The objective of the proposed study “Evaluation of early maturing cereal rye / hairy-vetch cover crop varieties and their effects on subsequent cash crop planting date, maturity, and yield in an organic no-till summer squash production system”, is to compare a bi-culture of common hairy-vetch and cereal rye with a Purple Bounty Vetch/ Aroostock Rye bi-culture and record their effects on the stated parameters in central Missouri crop fields. All cover crops will be planted in late September, and cover crop treatments will be terminated at their respective maturity dates by sickle bar-mowing, with summer squash plants transplanted immediately after. Field tasks will be completed with a walk-behind tractor, demonstrating to small growers the efficacy of implementing these systems at their scale. Cover crop biomass, maturity date, as well as cash crop planting and maturity dates will be documented, and yield data will be recorded.

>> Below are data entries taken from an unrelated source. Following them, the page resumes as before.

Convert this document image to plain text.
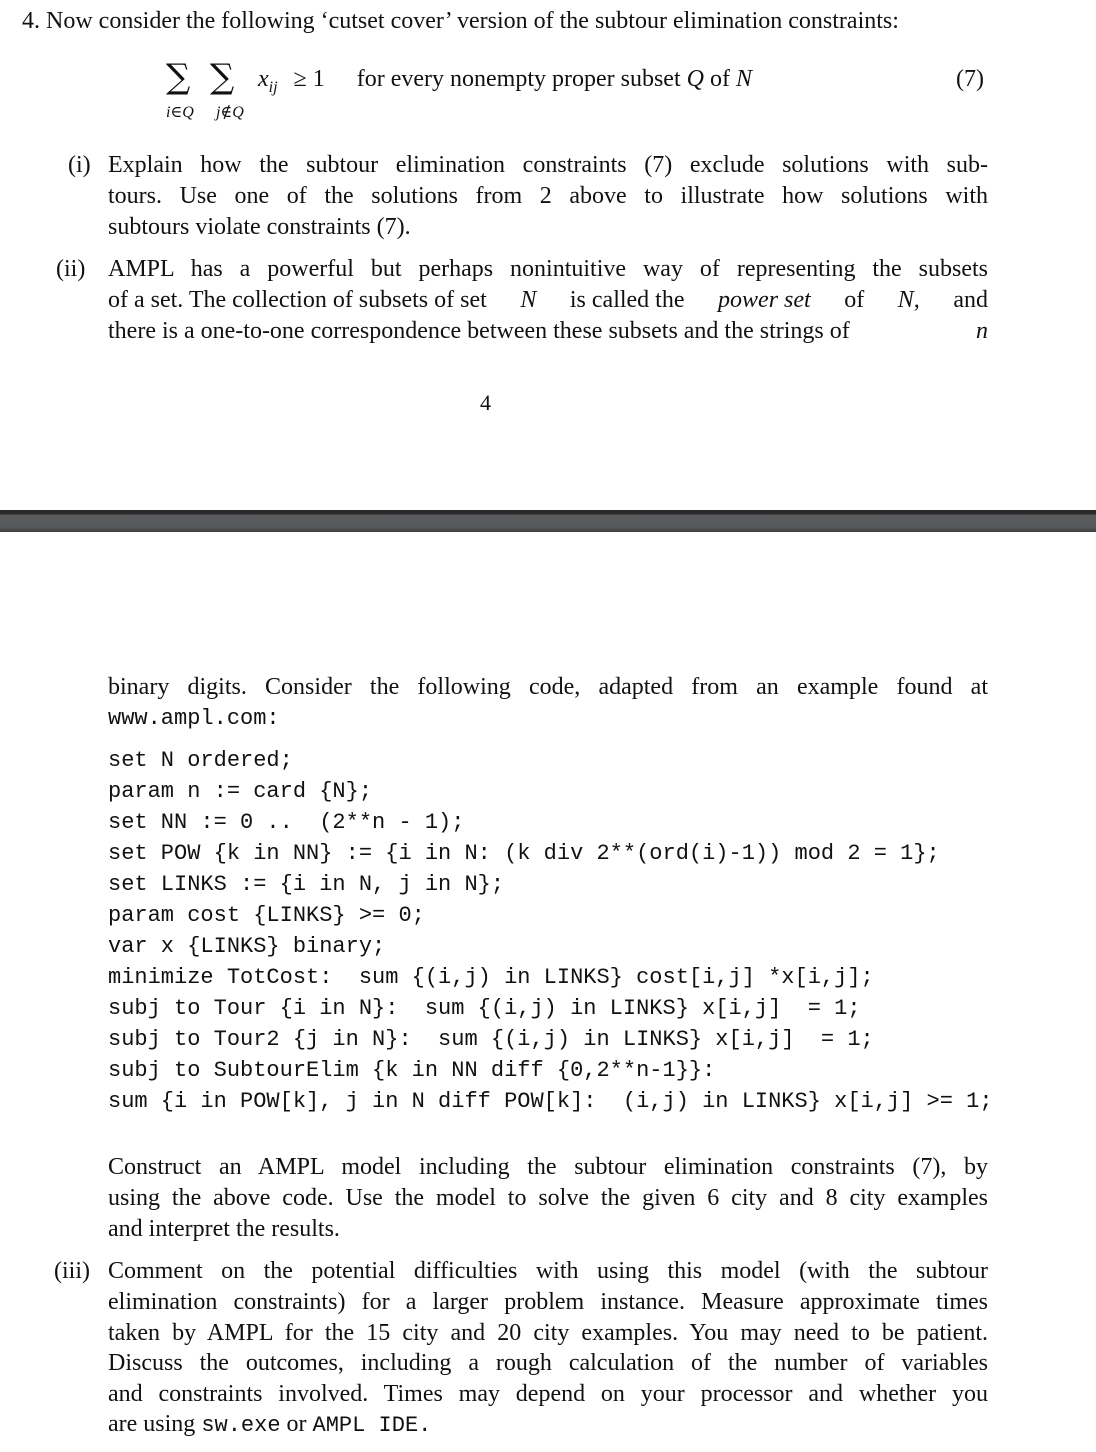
4. Now consider the following ‘cutset cover’ version of the subtour elimination constraints:
∑ ∑
i∈Q j∉Q
$x_{ij} \ge 1$ for every nonempty proper subset Q of N	(7)
(i) Explain how the subtour elimination constraints (7) exclude solutions with sub-
tours. Use one of the solutions from 2 above to illustrate how solutions with
subtours violate constraints (7).
(ii) AMPL has a powerful but perhaps nonintuitive way of representing the subsets
of a set. The collection of subsets of set N is called the power set of N, and
there is a one-to-one correspondence between these subsets and the strings of	n
4
binary digits. Consider the following code, adapted from an example found at
www.ampl.com:
set N ordered;
param n := card {N};
set NN := 0 ..  (2**n - 1);
set POW {k in NN} := {i in N: (k div 2**(ord(i)-1)) mod 2 = 1};
set LINKS := {i in N, j in N};
param cost {LINKS} >= 0;
var x {LINKS} binary;
minimize TotCost:  sum {(i,j) in LINKS} cost[i,j] *x[i,j];
subj to Tour {i in N}:  sum {(i,j) in LINKS} x[i,j]  = 1;
subj to Tour2 {j in N}:  sum {(i,j) in LINKS} x[i,j]  = 1;
subj to SubtourElim {k in NN diff {0,2**n-1}}:
sum {i in POW[k], j in N diff POW[k]:  (i,j) in LINKS} x[i,j] >= 1;
Construct an AMPL model including the subtour elimination constraints (7), by
using the above code. Use the model to solve the given 6 city and 8 city examples
and interpret the results.
(iii) Comment on the potential difficulties with using this model (with the subtour
elimination constraints) for a larger problem instance. Measure approximate times
taken by AMPL for the 15 city and 20 city examples. You may need to be patient.
Discuss the outcomes, including a rough calculation of the number of variables
and constraints involved. Times may depend on your processor and whether you
are using sw.exe or AMPL IDE.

A multi-dimensional outreach plan will include one fact sheet, one extension document, one field-day at the Lincoln University Busby farm, one workshop, and one presentation at the Great Plains Growers Conference. It is anticipated that this project will inform and impact the decision-making of at least 1,000 vegetable producers within and outside Missouri. Extension and educational outcomes will increase grower knowledge, awareness and adoption of early-maturing cover crop varieties that fit the needs of their production system. Extension activities will be evaluated by qualitative means due to the nature of the effort. Quantitative evaluations (to be recorded at workshops/trainings/field days) will focus on changes in farmer knowledge, confidence level, behavior and willingness to implement early maturing cover crops after program delivery using appropriate instruments such as tests of knowledge (pre- and post-tests) and questionnaire surveys.
This project will result in new science-based knowledge on the effects of using early-maturing cover crop varieties in no-till vegetable production systems. Demonstration of an organic no-till system that uses early-maturing varieties of cover crops and small-scale equipment will help growers at a variety of scales learn how these systems can be implemented on their farms. Increased knowledge and awareness of the benefits of early- maturing cover crop varieties’ will make organic no-till systems more appealing to vegetable growers.
Early-maturing cover crop varieties can diminish one obstacle impeding more wide-spread adoption of these systems, by facilitating an earlier planting window for subsequent cash crops. Therefore, dissemination of our project findings, through a variety of means, will inform and educate growers as well as encourage adoption of these innovative and soil-conserving production systems. Organic vegetable farmers are more likely to adopt cover crop-based no-till production. Additionally, these management techniques can be implemented on conventional vegetable farms, having equal receipt of the well-known benefits to soil health and soil functional capabilities. Increased adoption of these types of systems will help enhance the sustainability of crop production. Implementation of no-till systems helps reduce erosion, and contributes organic matter to organically and conventionally managed crop fields in Missouri and beyond. Adoption of cover-crop based no-till systems will help build soil functional capacities on farms through reduced disturbance, increased aggregate stability and water infiltration. The broader benefits to society are improved environmental stewardship and enhanced and continued productivity of farms in the central Midwest.